L'herboristerie était une grande bâtisse composée d'un rez-de-chaussée aux murs de pierre et de torchis, surmontée d'un étage en bois rajouté ultérieurement à la construction. La jeune femme accueillait ses clients dans l'atelier et vivait à l'étage. Tout était soigneusement rangé, car chaque jour Aiwe accueillait des étrangers venus d'autres seigneuries, parfois même de régions lointaines. Ils lui rendaient visite pour s'approvisionner en décoctions, baumes et autres produits de son artisanat expert. Dans l'atelier, de nombreux bouquets de fleurs et de plantes étaient suspendus à sécher. Des ustensiles en cuivre étaient accrochés au mur, tout comme de grands paniers pour la cueillette. De hautes armoires en bois contenaient du linge et des fioles soigneusement étiquetées. À côté du feu, trois petites marmites trônaient fièrement. La lumière chaude du feu et des bougies projetait des ombres étonnantes sur les murs, mais aucun danger ne rôdait dans le logis. On n'entendait que les craquements des bûches dans l'âtre.

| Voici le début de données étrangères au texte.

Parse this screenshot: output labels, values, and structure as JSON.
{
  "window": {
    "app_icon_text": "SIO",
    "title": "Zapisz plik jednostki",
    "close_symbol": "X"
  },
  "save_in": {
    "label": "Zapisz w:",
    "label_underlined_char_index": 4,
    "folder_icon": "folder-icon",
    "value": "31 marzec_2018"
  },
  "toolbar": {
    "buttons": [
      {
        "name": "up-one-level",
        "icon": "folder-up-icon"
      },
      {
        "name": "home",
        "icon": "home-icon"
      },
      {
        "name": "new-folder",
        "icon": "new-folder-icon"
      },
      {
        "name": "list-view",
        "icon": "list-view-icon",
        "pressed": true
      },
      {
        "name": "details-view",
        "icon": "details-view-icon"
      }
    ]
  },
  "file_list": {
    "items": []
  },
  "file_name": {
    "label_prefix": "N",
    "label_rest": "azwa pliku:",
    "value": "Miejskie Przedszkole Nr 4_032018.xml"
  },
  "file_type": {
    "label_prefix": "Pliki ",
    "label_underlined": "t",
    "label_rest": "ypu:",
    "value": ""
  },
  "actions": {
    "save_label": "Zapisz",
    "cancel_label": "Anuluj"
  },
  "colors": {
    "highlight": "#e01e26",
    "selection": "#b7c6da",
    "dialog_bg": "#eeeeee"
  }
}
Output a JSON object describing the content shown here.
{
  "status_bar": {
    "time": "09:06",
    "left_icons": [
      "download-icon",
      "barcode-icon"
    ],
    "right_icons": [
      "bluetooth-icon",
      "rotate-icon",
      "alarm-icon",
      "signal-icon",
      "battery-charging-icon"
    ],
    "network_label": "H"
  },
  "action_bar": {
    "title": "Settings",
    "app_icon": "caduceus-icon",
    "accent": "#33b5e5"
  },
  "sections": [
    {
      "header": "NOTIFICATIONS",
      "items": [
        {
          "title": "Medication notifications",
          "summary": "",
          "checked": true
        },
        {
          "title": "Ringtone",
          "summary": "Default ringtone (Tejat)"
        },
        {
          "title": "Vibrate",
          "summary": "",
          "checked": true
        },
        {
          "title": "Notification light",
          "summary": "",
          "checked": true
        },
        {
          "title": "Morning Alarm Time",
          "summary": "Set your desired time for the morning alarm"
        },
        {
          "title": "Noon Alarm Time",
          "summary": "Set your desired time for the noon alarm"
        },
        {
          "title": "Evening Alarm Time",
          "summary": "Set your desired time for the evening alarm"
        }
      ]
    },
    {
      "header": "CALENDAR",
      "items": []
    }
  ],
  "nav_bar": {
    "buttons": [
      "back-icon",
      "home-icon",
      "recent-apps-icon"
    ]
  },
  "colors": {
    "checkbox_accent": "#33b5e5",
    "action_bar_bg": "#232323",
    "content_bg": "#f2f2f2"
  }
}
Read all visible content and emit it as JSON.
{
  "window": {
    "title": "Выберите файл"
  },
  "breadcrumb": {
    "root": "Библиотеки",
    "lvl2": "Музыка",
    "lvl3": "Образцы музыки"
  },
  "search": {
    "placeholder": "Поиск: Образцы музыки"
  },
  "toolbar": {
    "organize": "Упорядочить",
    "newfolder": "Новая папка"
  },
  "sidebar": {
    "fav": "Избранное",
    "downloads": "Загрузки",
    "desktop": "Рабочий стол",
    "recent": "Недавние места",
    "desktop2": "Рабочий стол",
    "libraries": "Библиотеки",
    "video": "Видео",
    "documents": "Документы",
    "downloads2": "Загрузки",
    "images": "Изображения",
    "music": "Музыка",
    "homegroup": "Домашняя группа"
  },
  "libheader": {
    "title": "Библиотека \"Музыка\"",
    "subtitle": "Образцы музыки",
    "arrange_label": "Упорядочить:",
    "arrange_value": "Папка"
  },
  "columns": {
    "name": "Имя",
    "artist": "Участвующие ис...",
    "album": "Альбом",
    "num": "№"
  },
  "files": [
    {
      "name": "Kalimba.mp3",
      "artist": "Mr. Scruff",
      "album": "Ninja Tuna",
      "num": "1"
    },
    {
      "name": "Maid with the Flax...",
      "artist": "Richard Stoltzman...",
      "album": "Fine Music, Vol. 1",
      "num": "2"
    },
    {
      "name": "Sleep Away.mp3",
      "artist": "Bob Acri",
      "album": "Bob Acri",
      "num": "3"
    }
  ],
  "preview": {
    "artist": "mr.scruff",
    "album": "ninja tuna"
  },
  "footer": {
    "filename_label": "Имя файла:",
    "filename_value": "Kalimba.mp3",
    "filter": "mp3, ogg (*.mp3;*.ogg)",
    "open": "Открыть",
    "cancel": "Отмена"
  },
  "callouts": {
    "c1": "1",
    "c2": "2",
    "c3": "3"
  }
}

Sur l'établi, Aiwe dut mettre de côté les couteaux aiguisés et les champignons toxiques. Elle fit tomber par terre avec une fausse négligence une couronne de fleurs qui commençaient à faner. Avant de toucher le bébé, elle se rinça les mains dans une bassine d'eau claire qui sentait le vinaigre. Elle délogea doucement l'enfant de son cocon de tissu pour l'examiner de plus près, sans le réveiller. Il n'était âgé que de quelques mois. Son corps ne portait aucune marque, il semblait en excellente santé. Elle lui écarta délicatement les doigts pour découvrir le bijou qu'il tenait. Il s'agissait d'un morceau d'ambre brut dont certains angles avaient été polis par l'âge. Un petit trou avait été creusé dans le joyau pour y glisser un cordon de cuir.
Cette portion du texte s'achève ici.